Галина работала по дипломатической линии, переводила с туземных языков и всё чаще подменяла засыпающего на переговорах Мухоморщика. В остальное время составляла словари, имеющие, впрочем, слабый спрос в виду пока еще доминирующей безграмотности зверобоев и купцов, которым они предназначались. Гораздо больше её увлекало попутное занятие — изучение мифологии, обычаев, фольклора. Я потворствовал увлечению, хотя даже Тропинин считал этнографию лишней обузой на данном историческом этапе. Но ведь только сейчас и можно было собрать первичный материал, который чем дальше, тем больше засорят пришлые мифы и языки.

Варвара занималась сельским хозяйством и промыслами. Работала вместе с калифорнийской лабораторией Матвея Дерюгина, где пытались возделывать табак и прочие колониальные культуры, но взяла на себя более умеренные широты. Мы построили небольшую оранжерею на территории будущего университета. В большей степени на Варваре держалось научное обеспечение промысловой отрасли. Мы пытались разработать систему разумного природопользования — чередовать запуски, нарезать заповедные зоны и собирались со временем добиться надёжного воспроизводства зверья, с одной стороны, и стабильности цен на пушных рынках, с другой. Информации, однако, не хватало, поэтому Варваре предстояло создать науку заново. Наши с Лёшкой источники, будь то канал Дискавери или детские книжки про пингвинов и лемуров рассказывали чаще, чем про бобров или лисиц.

Дарья получила в распоряжение городскую больницу и несколько туземных помощниц. Ей было и проще, и сложнее. Основные медицинские достижения будущего базировались на технологиях нам пока не подвластных.

Кофе зашипел, собираясь сбежать, и Галка едва успела снять со спиртовки джезву, или турку, как её называли в России.

— Как дела, сестрички? — спросил я, сделав первый глоток кофе с привычным уже привкусом пыли от некачественных жерновов.

Сестрички разом вздохнули.

— Помаленьку, — ответила Галка. — Перевожу какую-то муть про распорядок британского королевского флота.

— Это не муть, девочка. Я за эту бумагу бобрами заплатил. Хотя Тропинин, конечно, мог и сам перевести. Разведка — его епархия.

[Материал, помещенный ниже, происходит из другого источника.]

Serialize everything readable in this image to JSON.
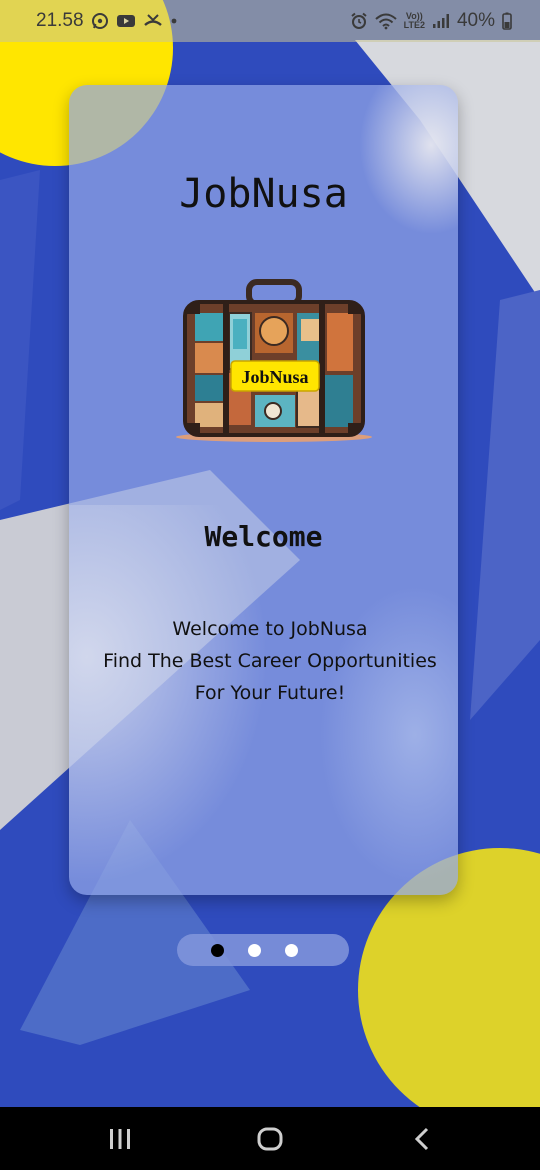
{
  "status_bar": {
    "time": "21.58",
    "icons": [
      "whatsapp-icon",
      "youtube-icon",
      "missed-call-icon",
      "dot-icon"
    ],
    "right_icons": [
      "alarm-icon",
      "wifi-icon",
      "volte-icon",
      "signal-icon",
      "battery-icon"
    ],
    "volte_top": "Vo))",
    "volte_bottom": "LTE2",
    "battery": "40%"
  },
  "onboarding": {
    "app_title": "JobNusa",
    "logo_text": "JobNusa",
    "heading": "Welcome",
    "lines": [
      "Welcome to JobNusa",
      "Find The Best Career Opportunities",
      "For Your Future!"
    ],
    "pages": 3,
    "active_page": 1
  },
  "nav_bar": {
    "buttons": [
      "recent-apps-icon",
      "home-icon",
      "back-icon"
    ]
  },
  "colors": {
    "background": "#2f4bbd",
    "accent_yellow": "#ffe600",
    "card": "#91a5e6"
  }
}
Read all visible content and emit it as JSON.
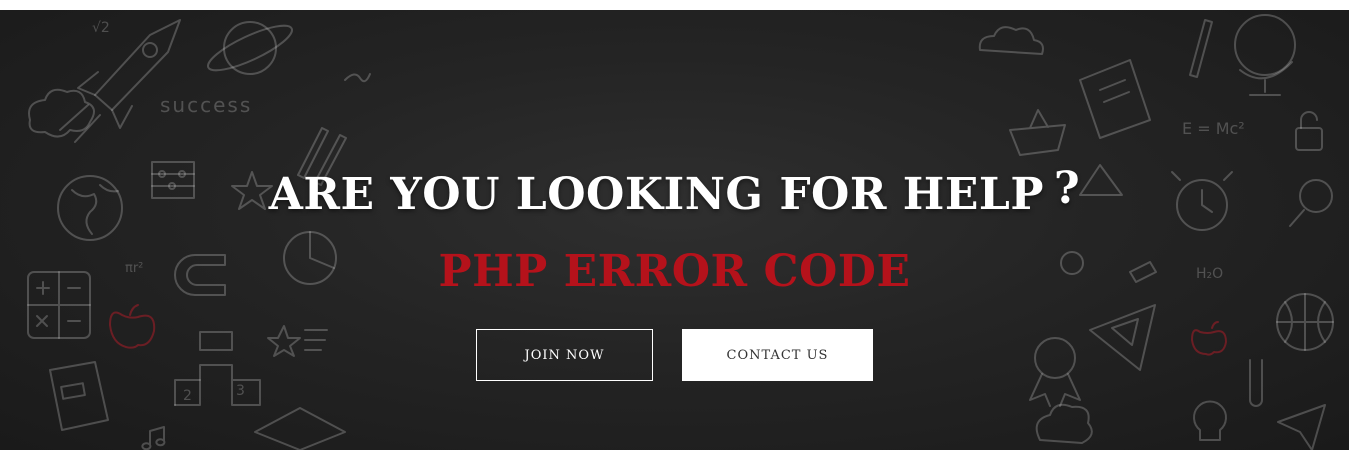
{
  "hero": {
    "headline": "ARE YOU LOOKING FOR HELP",
    "question_mark": "?",
    "subheadline": "PHP ERROR CODE",
    "buttons": {
      "join_label": "JOIN NOW",
      "contact_label": "CONTACT US"
    },
    "colors": {
      "background": "#242424",
      "accent": "#b5121b",
      "headline": "#ffffff"
    },
    "doodle_text": {
      "success": "success",
      "formula": "E = Mc²",
      "sqrt": "√2",
      "water": "H₂O",
      "pi_r": "πr²"
    }
  }
}
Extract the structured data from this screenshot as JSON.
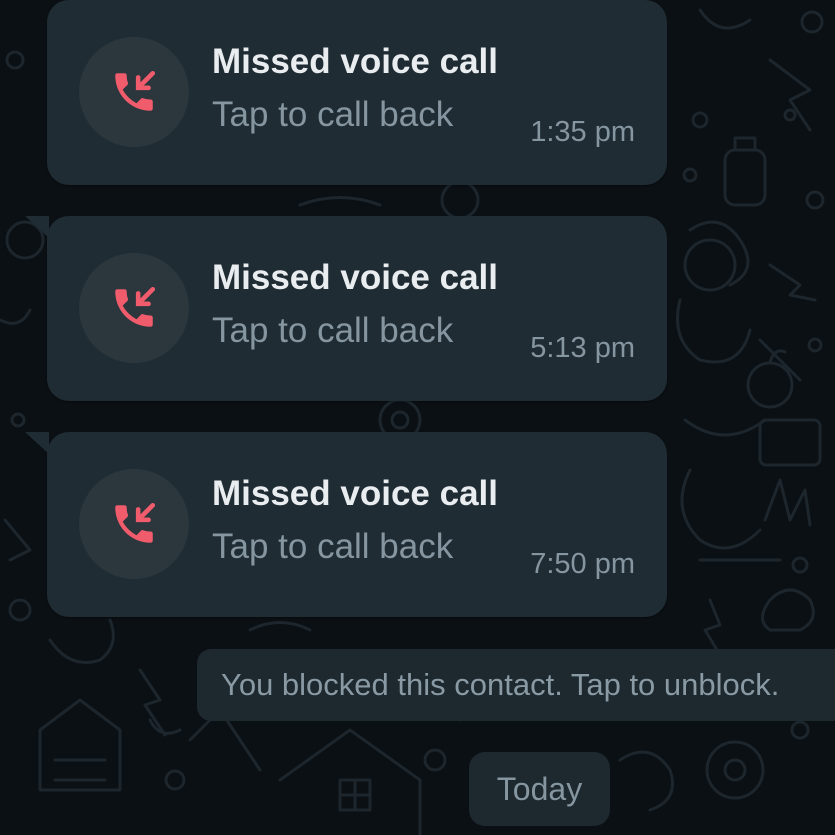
{
  "theme": {
    "background": "#0b1014",
    "bubble": "#1f2c34",
    "missed_icon_color": "#f15c6d",
    "primary_text": "#e9edef",
    "secondary_text": "#8696a0"
  },
  "messages": [
    {
      "icon": "missed-call-icon",
      "title": "Missed voice call",
      "subtitle": "Tap to call back",
      "time": "1:35 pm"
    },
    {
      "icon": "missed-call-icon",
      "title": "Missed voice call",
      "subtitle": "Tap to call back",
      "time": "5:13 pm"
    },
    {
      "icon": "missed-call-icon",
      "title": "Missed voice call",
      "subtitle": "Tap to call back",
      "time": "7:50 pm"
    }
  ],
  "system_message": "You blocked this contact. Tap to unblock.",
  "date_divider": "Today"
}
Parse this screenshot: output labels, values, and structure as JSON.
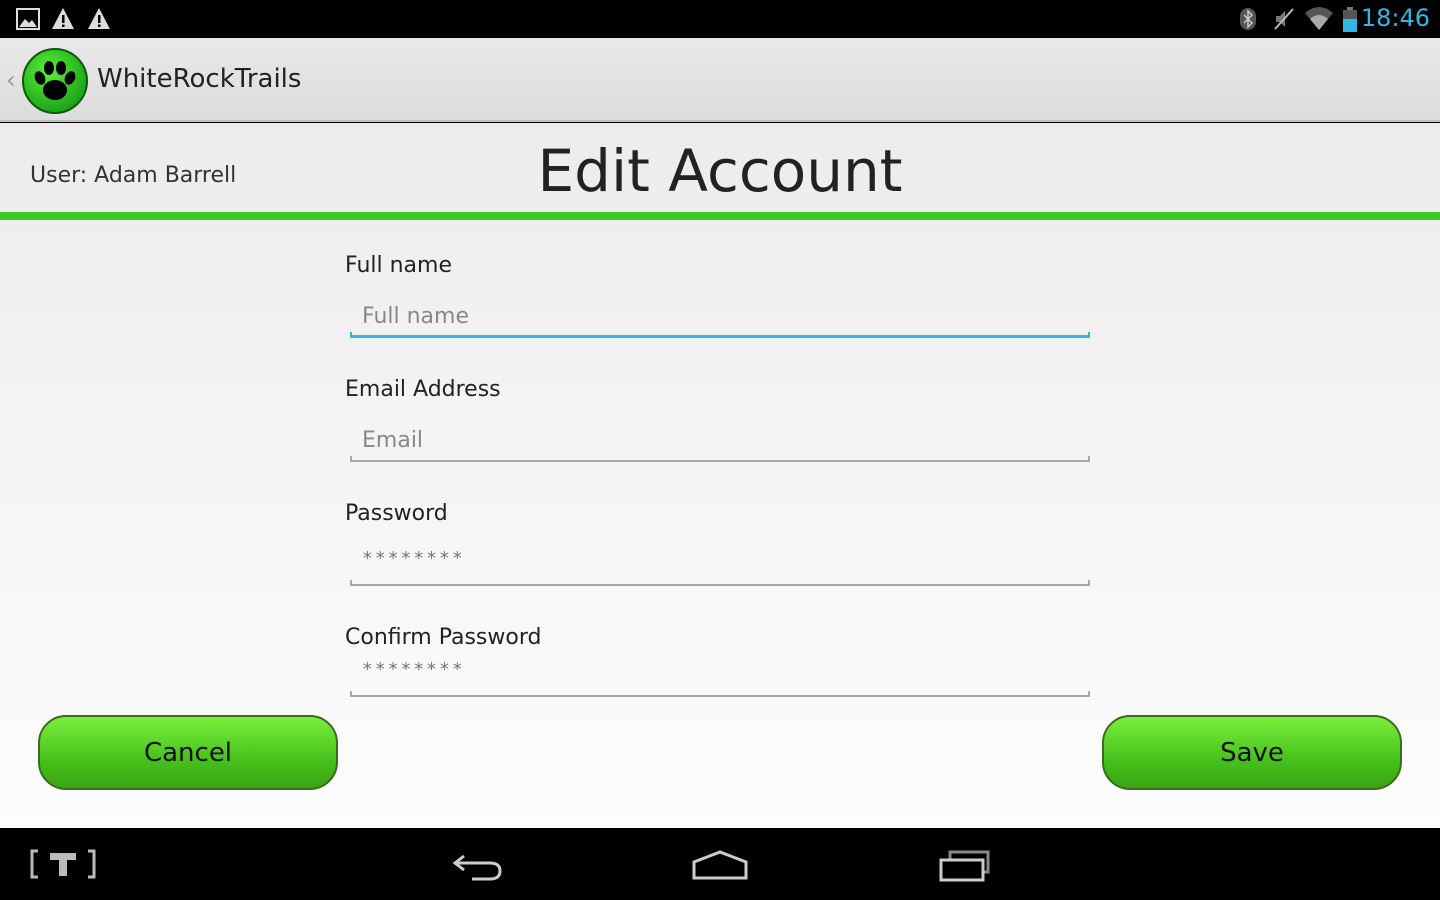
{
  "status_bar": {
    "left_icons": [
      "image-notification-icon",
      "warning-icon",
      "warning-icon"
    ],
    "right_icons": [
      "bluetooth-icon",
      "muted-icon",
      "wifi-icon",
      "battery-icon"
    ],
    "time": "18:46"
  },
  "action_bar": {
    "up_caret": "‹",
    "app_icon": "paw-icon",
    "app_title": "WhiteRockTrails"
  },
  "header": {
    "user_label": "User: Adam Barrell",
    "page_title": "Edit Account",
    "accent_color": "#3cc81e"
  },
  "form": {
    "full_name": {
      "label": "Full name",
      "placeholder": "Full name",
      "value": ""
    },
    "email": {
      "label": "Email Address",
      "placeholder": "Email",
      "value": ""
    },
    "password": {
      "label": "Password",
      "mask": "********"
    },
    "confirm_password": {
      "label": "Confirm Password",
      "mask": "********"
    }
  },
  "buttons": {
    "cancel": "Cancel",
    "save": "Save"
  },
  "nav_bar": {
    "icons": [
      "tumblr-app-icon",
      "back-icon",
      "home-icon",
      "recent-apps-icon"
    ]
  }
}
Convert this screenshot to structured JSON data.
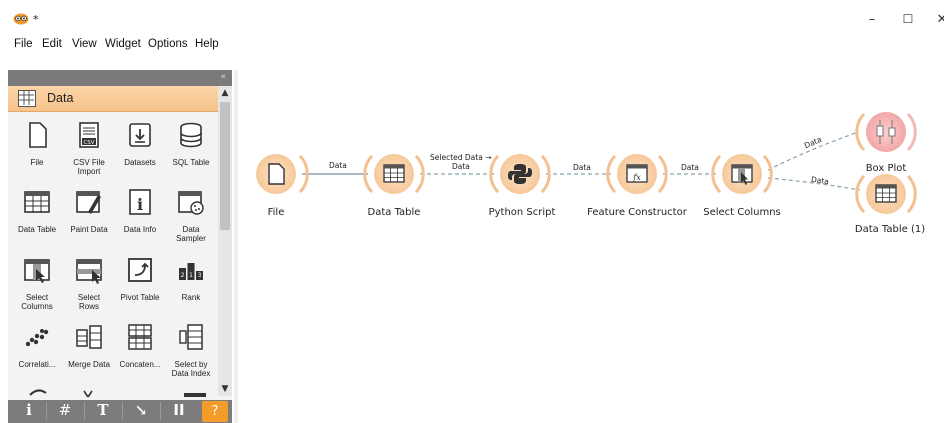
{
  "window": {
    "title": "*",
    "minimize": "–",
    "maximize": "☐",
    "close": "✕"
  },
  "menu": {
    "items": [
      "File",
      "Edit",
      "View",
      "Widget",
      "Options",
      "Help"
    ]
  },
  "category": {
    "label": "Data"
  },
  "widgets": [
    {
      "label": "File",
      "icon": "file-icon"
    },
    {
      "label": "CSV File\nImport",
      "icon": "csv-file-icon"
    },
    {
      "label": "Datasets",
      "icon": "datasets-icon"
    },
    {
      "label": "SQL Table",
      "icon": "database-icon"
    },
    {
      "label": "Data Table",
      "icon": "table-icon"
    },
    {
      "label": "Paint Data",
      "icon": "paint-data-icon"
    },
    {
      "label": "Data Info",
      "icon": "info-icon"
    },
    {
      "label": "Data\nSampler",
      "icon": "data-sampler-icon"
    },
    {
      "label": "Select\nColumns",
      "icon": "select-columns-icon"
    },
    {
      "label": "Select\nRows",
      "icon": "select-rows-icon"
    },
    {
      "label": "Pivot Table",
      "icon": "pivot-table-icon"
    },
    {
      "label": "Rank",
      "icon": "rank-icon"
    },
    {
      "label": "Correlati...",
      "icon": "correlations-icon"
    },
    {
      "label": "Merge Data",
      "icon": "merge-data-icon"
    },
    {
      "label": "Concaten...",
      "icon": "concatenate-icon"
    },
    {
      "label": "Select by\nData Index",
      "icon": "select-by-index-icon"
    }
  ],
  "bottom_bar": {
    "info": "i",
    "grid": "#",
    "text": "T",
    "arrow": "↘",
    "pause": "II",
    "help": "?"
  },
  "workflow": {
    "nodes": [
      {
        "id": "file",
        "label": "File",
        "icon": "file-icon"
      },
      {
        "id": "data-table",
        "label": "Data Table",
        "icon": "table-icon"
      },
      {
        "id": "python-script",
        "label": "Python Script",
        "icon": "python-icon"
      },
      {
        "id": "feature-constructor",
        "label": "Feature Constructor",
        "icon": "fx-icon"
      },
      {
        "id": "select-columns",
        "label": "Select Columns",
        "icon": "select-columns-icon"
      },
      {
        "id": "box-plot",
        "label": "Box Plot",
        "icon": "box-plot-icon"
      },
      {
        "id": "data-table-1",
        "label": "Data Table (1)",
        "icon": "table-icon"
      }
    ],
    "links": [
      {
        "label": "Data"
      },
      {
        "label": "Selected Data →",
        "label2": "Data"
      },
      {
        "label": "Data"
      },
      {
        "label": "Data"
      },
      {
        "label": "Data"
      },
      {
        "label": "Data"
      }
    ]
  },
  "colors": {
    "accent_orange": "#f6c38a",
    "node_ring": "#f6c89a",
    "box_plot_ring": "#f4a6a6",
    "help_orange": "#f39b2b"
  }
}
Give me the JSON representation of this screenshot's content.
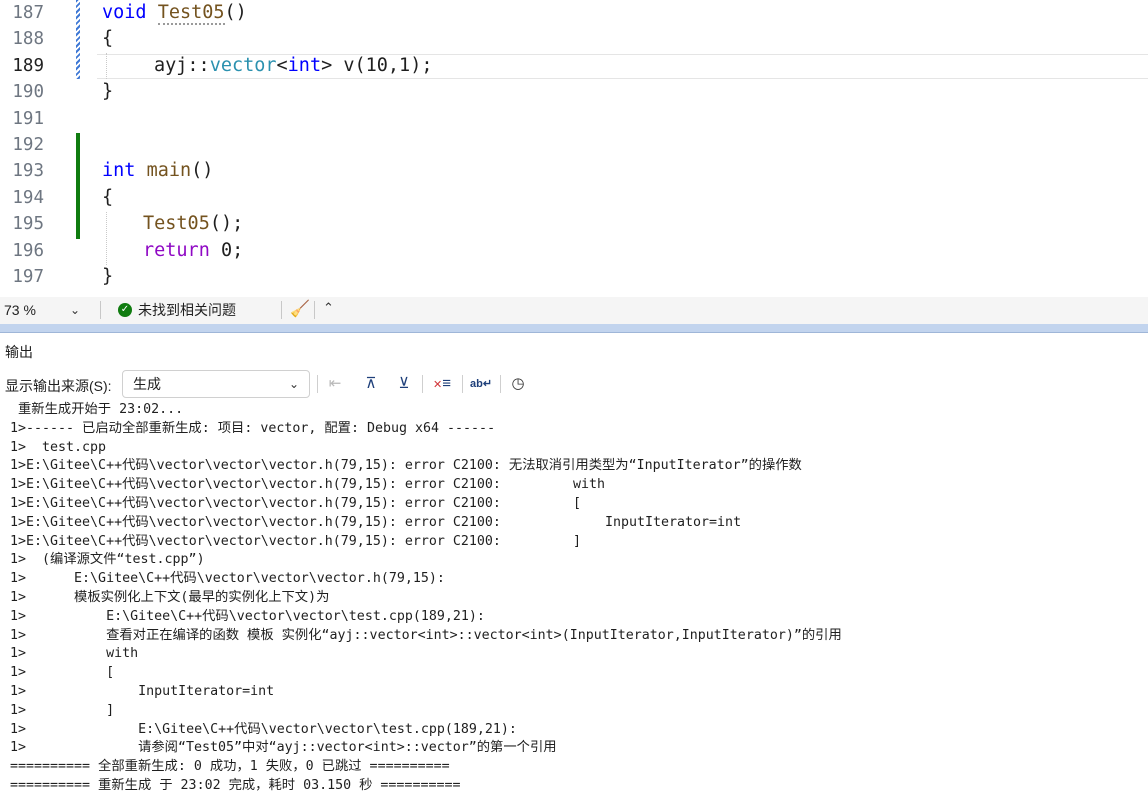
{
  "editor": {
    "current_line": "189",
    "lines": [
      {
        "num": "187"
      },
      {
        "num": "188"
      },
      {
        "num": "189"
      },
      {
        "num": "190"
      },
      {
        "num": "191"
      },
      {
        "num": "192"
      },
      {
        "num": "193"
      },
      {
        "num": "194"
      },
      {
        "num": "195"
      },
      {
        "num": "196"
      },
      {
        "num": "197"
      }
    ],
    "tokens": {
      "void": "void",
      "test05": "Test05",
      "parens": "()",
      "open_brace": "{",
      "close_brace": "}",
      "ns": "ayj::",
      "vector": "vector",
      "lt": "<",
      "int": "int",
      "gt": ">",
      "rest_189": " v(10,1);",
      "main": "main",
      "call_test05": "Test05",
      "call_rest": "();",
      "return": "return",
      "return_rest": " 0;"
    }
  },
  "statusbar": {
    "zoom": "73 %",
    "issues": "未找到相关问题"
  },
  "output": {
    "title": "输出",
    "source_label": "显示输出来源(S):",
    "source_value": "生成",
    "lines": [
      " 重新生成开始于 23:02...",
      "1>------ 已启动全部重新生成: 项目: vector, 配置: Debug x64 ------",
      "1>  test.cpp",
      "1>E:\\Gitee\\C++代码\\vector\\vector\\vector.h(79,15): error C2100: 无法取消引用类型为“InputIterator”的操作数",
      "1>E:\\Gitee\\C++代码\\vector\\vector\\vector.h(79,15): error C2100:         with",
      "1>E:\\Gitee\\C++代码\\vector\\vector\\vector.h(79,15): error C2100:         [",
      "1>E:\\Gitee\\C++代码\\vector\\vector\\vector.h(79,15): error C2100:             InputIterator=int",
      "1>E:\\Gitee\\C++代码\\vector\\vector\\vector.h(79,15): error C2100:         ]",
      "1>  (编译源文件“test.cpp”)",
      "1>      E:\\Gitee\\C++代码\\vector\\vector\\vector.h(79,15):",
      "1>      模板实例化上下文(最早的实例化上下文)为",
      "1>          E:\\Gitee\\C++代码\\vector\\vector\\test.cpp(189,21):",
      "1>          查看对正在编译的函数 模板 实例化“ayj::vector<int>::vector<int>(InputIterator,InputIterator)”的引用",
      "1>          with",
      "1>          [",
      "1>              InputIterator=int",
      "1>          ]",
      "1>              E:\\Gitee\\C++代码\\vector\\vector\\test.cpp(189,21):",
      "1>              请参阅“Test05”中对“ayj::vector<int>::vector”的第一个引用",
      "========== 全部重新生成: 0 成功，1 失败，0 已跳过 ==========",
      "========== 重新生成 于 23:02 完成，耗时 03.150 秒 =========="
    ]
  }
}
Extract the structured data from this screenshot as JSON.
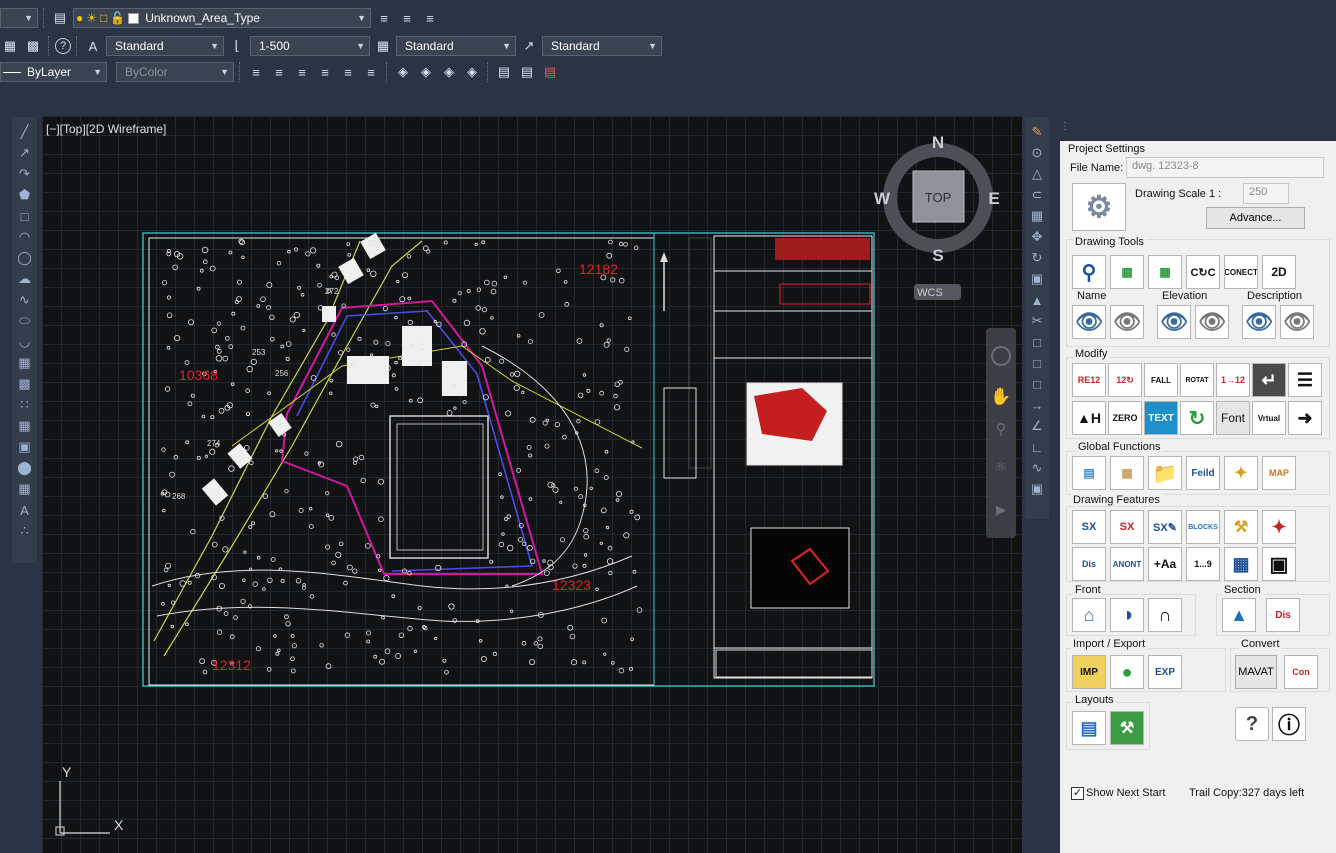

Тропинин и правда озаботился созданием шпионской службы. При этом он смотрел в будущее и рассматривал нынешнюю игру в аналитику не более чем тренировку — сейчас мы находились столь далеко от европейских дел, как впрочем и азиатских, что физически не могли держать руку на пульсе, не то что влиять на политику. Чему лично я был рад. Но если удавалось, то охотно добывал информацию для анализа.

— Алексей Петрович говорит, дескать почерк больно уж кудрявый, — пожаловалась Галка. — Буквы среди кружев не разберёшь. Но я думаю просто лень ему.

Простота общения с начальством отличала трех девушек от всех других служащих. Большую часть жизни они находились под нашим влиянием, не удивительно что манера их поведения стала наиболее близкой нашей с Тропининым эпохе. Я любил болтать с ними просто так. Вот и сейчас не спешил переходить к делу. Если случилось что-то серьезное — сами первым делом расскажут.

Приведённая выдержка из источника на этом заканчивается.